Antonio cae a sus pies. No puede resistir más. El no ama a Marta. El no ama a nadie ya. El ama a Luisa. ¿Por qué la mataste, despiadado? Luis lo mira con asombro. Después le pregunta:

- ¿Ha leído Ud. a Maeterlinck?

Antonio, sorprendido, no contesta.

- Pues, léalo.

En el castillo hasta el último festón tiembla balanceado por el huracán. El cañón no descansa. Un soldado pasa frente a la habitación con un corazón ensartado en la punta de la espada. Luis se mira en el espejo, tiene sueño y piensa en otro hombre. Ese hombre pensado por el vive innato en el seno de una mujer.

Antonio quiso explicarse el consejo del príncipe Maeterlinck o... Ese señor no podría interesarle... Releyó sin embargo sus obras y cuando menos lo esperaba encontró la clave. Era una frase cualquiera, un relleno literario vulgar, de esos que llaman muletilla los oradores y que en literatura dejan con la boca abierta a los imbéciles. Antonio se dio cuenta de que acertaba por una especie de instinto o intuición que lo acompañó durante la lectura de todos esos volúmenes. Esa intuición lo hizo hallar en las últimas páginas de “LHóte Inconnu” la frase que lo liberó de leer el resto de las obras y le dio la clave buscada. Al día siguiente rompió su compromiso matrimonial con Marta.

- Qué tienes, amor mío

Antonio no quiere moverse. La luz en el fondo del lecho, erguida como un tallo demasiado débil, apenas se sostiene, El sabe que la isla terminará por desaparecer. Esa noche fue la fiesta del tumulto. Cuando el castillo cayó hecho escombros, el también cayó hecho escombros. Su hermana lo había mirado comprendiendo todo.

- ¿Has comprendido, al fin

Es inobjetable que al destino también se le desafía con una sonrisa. Eso fue lo que hizo Julia cuando Antonio cayó a sus pies. Todo, absolutamente, todo.

Los acontecimientos tomaron un impulso inusitado. Estaba aún Antonio arrodillado ante Julia, cuando la madre de ambos apareció en la puerta. Abarcó la escena de una mirada y se retiró tan silenciosa como entró. Apenas si se escuchó una pequeña discusión en el pasillo. Luego, la voz del padre:

- Eso no es sorpresa para nadie.

Esa misma tarde Antonio salía del hogar. Ese fue el comienzo de una nueva vida para él. Ya el castillo destruido, Luis se había refugiada en una de las murallas donde desde antiguo existía una cavidad secreta. Ya no existe Luis, ni Luisa, ni el paje Primrose. Ya las islas no serán más los jardines del Imperio.

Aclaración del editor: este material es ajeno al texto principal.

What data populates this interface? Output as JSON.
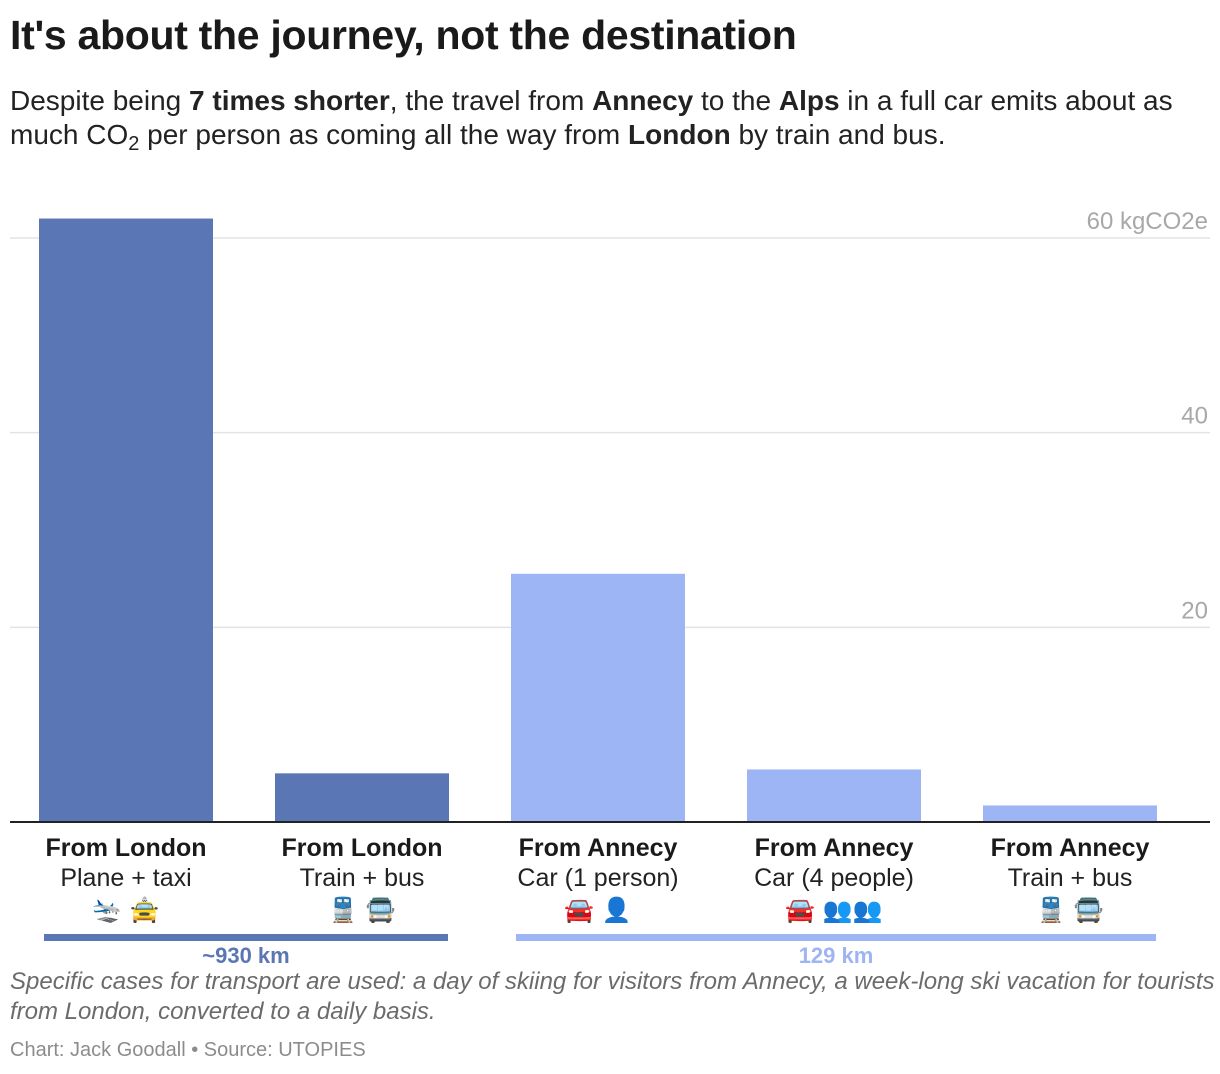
{
  "header": {
    "title": "It's about the journey, not the destination",
    "subtitle": {
      "p1": "Despite being ",
      "b1": "7 times shorter",
      "p2": ", the travel from ",
      "b2": "Annecy",
      "p3": " to the ",
      "b3": "Alps",
      "p4": " in a full car emits about as much CO",
      "sub": "2",
      "p5": " per person as coming all the way from ",
      "b4": "London",
      "p6": " by train and bus."
    }
  },
  "chart_data": {
    "type": "bar",
    "title": "It's about the journey, not the destination",
    "ylabel": "kgCO2e",
    "ylim": [
      0,
      60
    ],
    "yticks": [
      20,
      40,
      60
    ],
    "ytick_labels": [
      "20",
      "40",
      "60 kgCO2e"
    ],
    "grid": true,
    "categories": [
      {
        "label": "From London",
        "sub": "Plane + taxi",
        "icons": "🛬 🚖",
        "value": 62,
        "group": "london"
      },
      {
        "label": "From London",
        "sub": "Train + bus",
        "icons": "🚆 🚍",
        "value": 5,
        "group": "london"
      },
      {
        "label": "From Annecy",
        "sub": "Car (1 person)",
        "icons": "🚘 👤",
        "value": 25.5,
        "group": "annecy"
      },
      {
        "label": "From Annecy",
        "sub": "Car (4 people)",
        "icons": "🚘 👥👥",
        "value": 5.4,
        "group": "annecy"
      },
      {
        "label": "From Annecy",
        "sub": "Train + bus",
        "icons": "🚆 🚍",
        "value": 1.7,
        "group": "annecy"
      }
    ],
    "groups": [
      {
        "id": "london",
        "distance_label": "~930 km",
        "color": "#5b76b5"
      },
      {
        "id": "annecy",
        "distance_label": "129 km",
        "color": "#9db4f5"
      }
    ]
  },
  "footer": {
    "note": "Specific cases for transport are used: a day of skiing for visitors from Annecy, a week-long ski vacation for tourists from London, converted to a daily basis.",
    "credit": "Chart: Jack Goodall • Source: UTOPIES"
  }
}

El imperio al desmembrarse ha hecho de Antonio incestuoso, un criminal. Marta ha fallecido de una afección al pecho.

Antonio escribe inconsolables, interminables cartas al Presidente de la República, pidiéndole que lo ayude a rescatar el imperio de las manos facciosas. Sus amigos lo abandonan. Ya no sabe ni para qué vive.

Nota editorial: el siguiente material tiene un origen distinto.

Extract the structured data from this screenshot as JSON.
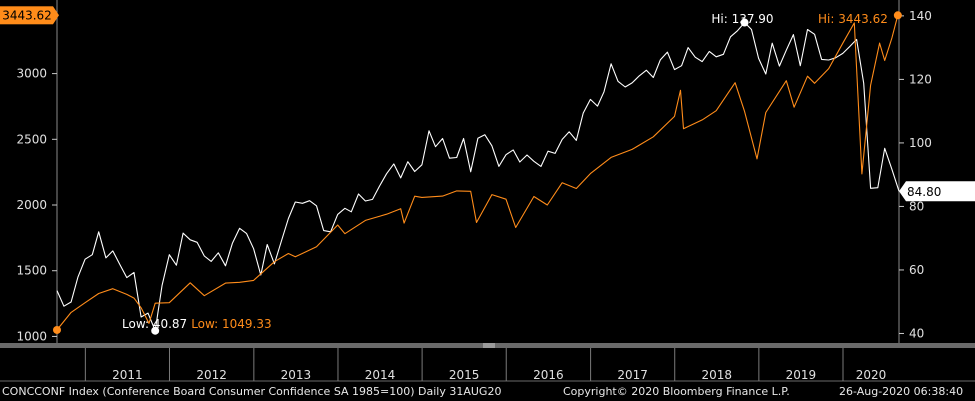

Su hermana Julia le ha escrito una carta admonitoria. Ella ha seguido la novela hasta donde es permitido por la moral y las buenas costumbres solamente.    

“Es necesario, hermano mío, que comprendas que la vida es distinta a lo que se sueña. Tú eres un sugestionado, un envenenado por una gran ilusión. Vuelve a casa. Todo el mundo está dispuesto a perdonarte.”

Antonio piensa en sus padres con una sonrisa escéptica. El imperio lo espera con sus islas prodigiosas en el fondo del mar. Su padre te escribe cartas amenazantes. Lo encerrarán en una casa de salud. Julia insiste. Todo el mundo está dispuesto a perdonarte.

En su trayectoria hacia el vicio ha encontrado a Lola, la mujer que ahora lo acompaña en el lecho. Esta es la última noche que pasará en el país. Él conoce su situación mejor que nadie. Es preciso salvarse a toda costa. Pero para eso, es preciso también, marcharse, huir lejos. Lejos de Julia, de la tumba de Marta, a un país donde las camas no tengan islas de luz, donde su ilusión, su pensamiento, su corazón entero pueda hallar una actividad factible y provechosa. El mapa gira aceleradamente en su cerebro. La amante lo mira con curiosidad, con tierna curiosidad.

- ¿Qué tenías, amor mío? ¡Te he visto soñar tanto tiempo!

Antonio abre los ojos y con voz desvanecida:

- Sí, mucho tiempo. Quizás más tiempo de lo que tú te imaginas.